Tuesday, December 16, 2008

CYBER CRIME

what is cyber-crime?
Any criminal activity that uses a computer either as an instrument, target or a means for perpetuating further crimes comes within the ambit of cyber crime. A generalized definition of cyber crime may be "unlawful acts, wherein the computer is either a tool or target or both".
The computer may be used as a tool in the following kinds of activity-financial crimes, sale of illegal articles, pornography, online gambling, intellectual property crime, email spoofing, forgery, cyber defamation, harassment, cyber stalking (following a person's movement through the Internet).
The computer may, however, be target for unlawful acts in the following cases - unauthorized access to the computer, computer system, computer networks, theft of information contained in the electronic form, email bombing, Trojan attacks, Internet time thefts, theft of computer system, physically damaging the computer system.
Cyber crimes could be directed against individuals (in person or property), organizations (government or firms) or the society at large.

What is cyber-terrorism?
Cyber-terrorism is the convergence of terrorism and cyberspace. It is generally understood to mean unlawful attacks and threats of attack against Computers, networks, and the information stored therein when done to intimidate or coerce a government or its people in the furtherance of political or social objectives.
Further, to qualify as cyber terrorism, an attack should result in violence against persons or property, or at least cause enough harm to generate fear. Serious attacks against critical infrastructure could be acts of cyber terrorism, depending on their impact. Attacks that disrupt non-essential services or that are mainly a costly nuisance would not.

How is an email traced?
Emails are one of the most common tools to carry out a crime. In the recent Parliament bomb scare, an email was used to convey the threat. So, email tracking is one of the most common duties of cyber crime investigators. The investigator needs to look at each point through which the email passed, working step by step back to the originating computer, and, eventually, the perpetrator. Forensic email tracing relies on computer logs. A computer log is a record of each email message that passes through a computer in a network and provides an audit trail of every machine an e-mail has passed through.
Any computer on a network has an Internet protocol address (the virtual equivalent of a street address). For evidence purposes, an investigator needs to prove that a certain email originating address traveled through a machine by verifying the message ID on a log of email transactions together with the date and time the address was recorded.
If an email is not faked, it becomes a matter of determining who used the machine at the time the suspect message was sent.
More sophisticated suspects will fake their emails, however. There are several ways of faking email, which include spoofing, remaining, relaying, spamming, stealing, and bogus accounts. Some of these use email programmers that strip the message header from the message before delivering it to the recipient or bury the message header within the email programmed.
In other cases, the "from" line in a message header is faked. Other offenders steal someone else's email account or set one up temporarily using bogus address information when they registered. Once the physical presence of the perpetrator's PC has been located, it is confiscated, and the forensic analyst makes exact copies (called image copies) of the computer's hard drives. The forensic analyst looks for file fragments or portions of any emails that contain specific references to the offending message.

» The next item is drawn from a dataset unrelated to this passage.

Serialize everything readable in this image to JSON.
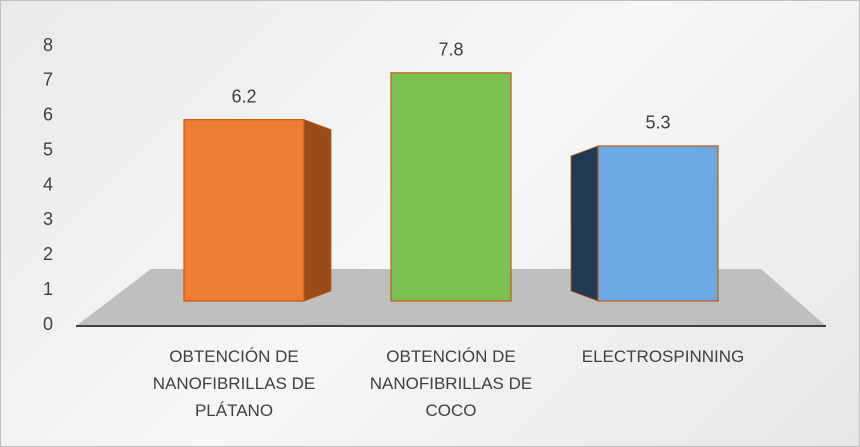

Why is email tracing becoming more difficult?
There are worrisome trends that suggest email tracing will become more difficult in the future. For example, some new products coming on the market strip email headers, encrypt the message, and then destroy it after a period of time. Al-Qaida terrorists were found to be resorting to using the "dead letter box" system: someone creates an email account, gives the password to several members of a group and communicates by saving messages in a draft messages folder without sending them.
Communication by this method cannot be monitored because government systems for tracking emails work only if someone sends an email.
Smart programmers are always looking for ways to get around the audit trail, and investigators always seem to be playing catch-up when tracing email. However, email tracing is likely to remain an essential part of computer forensics.